Under Rule 8.3(b) of the Code, any person who is, or becomes, interested in 1
per cent. or more of any class of relevant securities of the offeree company
or of any securities exchange offeror must make a Dealing Disclosure if the
person deals in any relevant securities of the offeree company or of any
securities exchange offeror. A Dealing Disclosure must contain details of the
dealing concerned and of the person's interests and short positions in, and
rights to subscribe for, any relevant securities of each of (i) the offeree
company and (ii) any securities exchange offeror(s), save to the extent that
these details have previously been disclosed under Rule 8. A Dealing
Disclosure by a person to whom Rule 8.3(b) applies must be made by not later
than 3.30 pm (London time) on the business day following the date of the
relevant dealing.

If two or more persons act together pursuant to an agreement or understanding,
whether formal or informal, to acquire or control an interest in relevant
securities of an offeree company or a securities exchange offeror, they will
be deemed to be a single person for the purpose of Rule 8.3.
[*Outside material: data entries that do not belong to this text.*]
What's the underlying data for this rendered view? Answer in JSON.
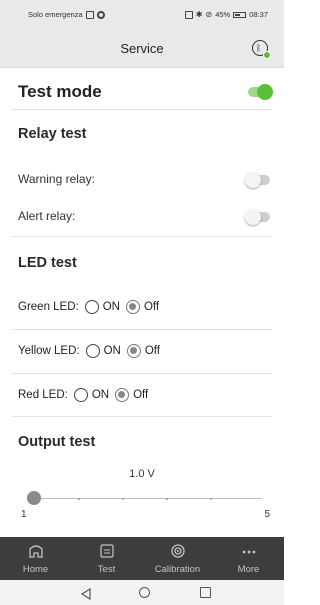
{
  "statusbar": {
    "carrier": "Solo emergenza",
    "battery": "45%",
    "time": "08:37"
  },
  "appbar": {
    "title": "Service",
    "bluetooth_icon": "bluetooth-connected-icon"
  },
  "test_mode": {
    "label": "Test mode",
    "enabled": true
  },
  "relay_test": {
    "heading": "Relay test",
    "warning_label": "Warning relay:",
    "warning_on": false,
    "alert_label": "Alert relay:",
    "alert_on": false
  },
  "led_test": {
    "heading": "LED test",
    "on_label": "ON",
    "off_label": "Off",
    "leds": [
      {
        "label": "Green LED:",
        "selected": "Off"
      },
      {
        "label": "Yellow LED:",
        "selected": "Off"
      },
      {
        "label": "Red LED:",
        "selected": "Off"
      }
    ]
  },
  "output_test": {
    "heading": "Output test",
    "value_label": "1.0 V",
    "min": "1",
    "max": "5",
    "value": 1
  },
  "colors": {
    "toggle_on": "#5bbf3a",
    "nav_bg": "#3d3d3d",
    "appbar_bg": "#e9e9e9"
  },
  "bottom_nav": [
    {
      "label": "Home",
      "icon": "home-icon"
    },
    {
      "label": "Test",
      "icon": "test-icon"
    },
    {
      "label": "Calibration",
      "icon": "calibration-icon"
    },
    {
      "label": "More",
      "icon": "more-icon"
    }
  ]
}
Opening Position Disclosures must also be made by the offeree company and by
any offeror and Dealing Disclosures must also be made by the offeree company,
by any offeror and by any persons acting in concert with any of them (see
Rules 8.1, 8.2 and 8.4 of the Code).

Details of the offeree and offeror companies in respect of whose relevant
securities Opening Position Disclosures and Dealing Disclosures must be made
can be found in the Disclosure Table on the Takeover Panel's website at
www.thetakeoverpanel.org.uk, including details of the number of relevant
securities in issue, when the offer period commenced and when any offeror was
first identified. You should contact the Panel's Market Surveillance Unit on
+44 (0)20 7638 0129 if you are in any doubt as to whether you are required to
make an Opening Position Disclosure or a Dealing Disclosure.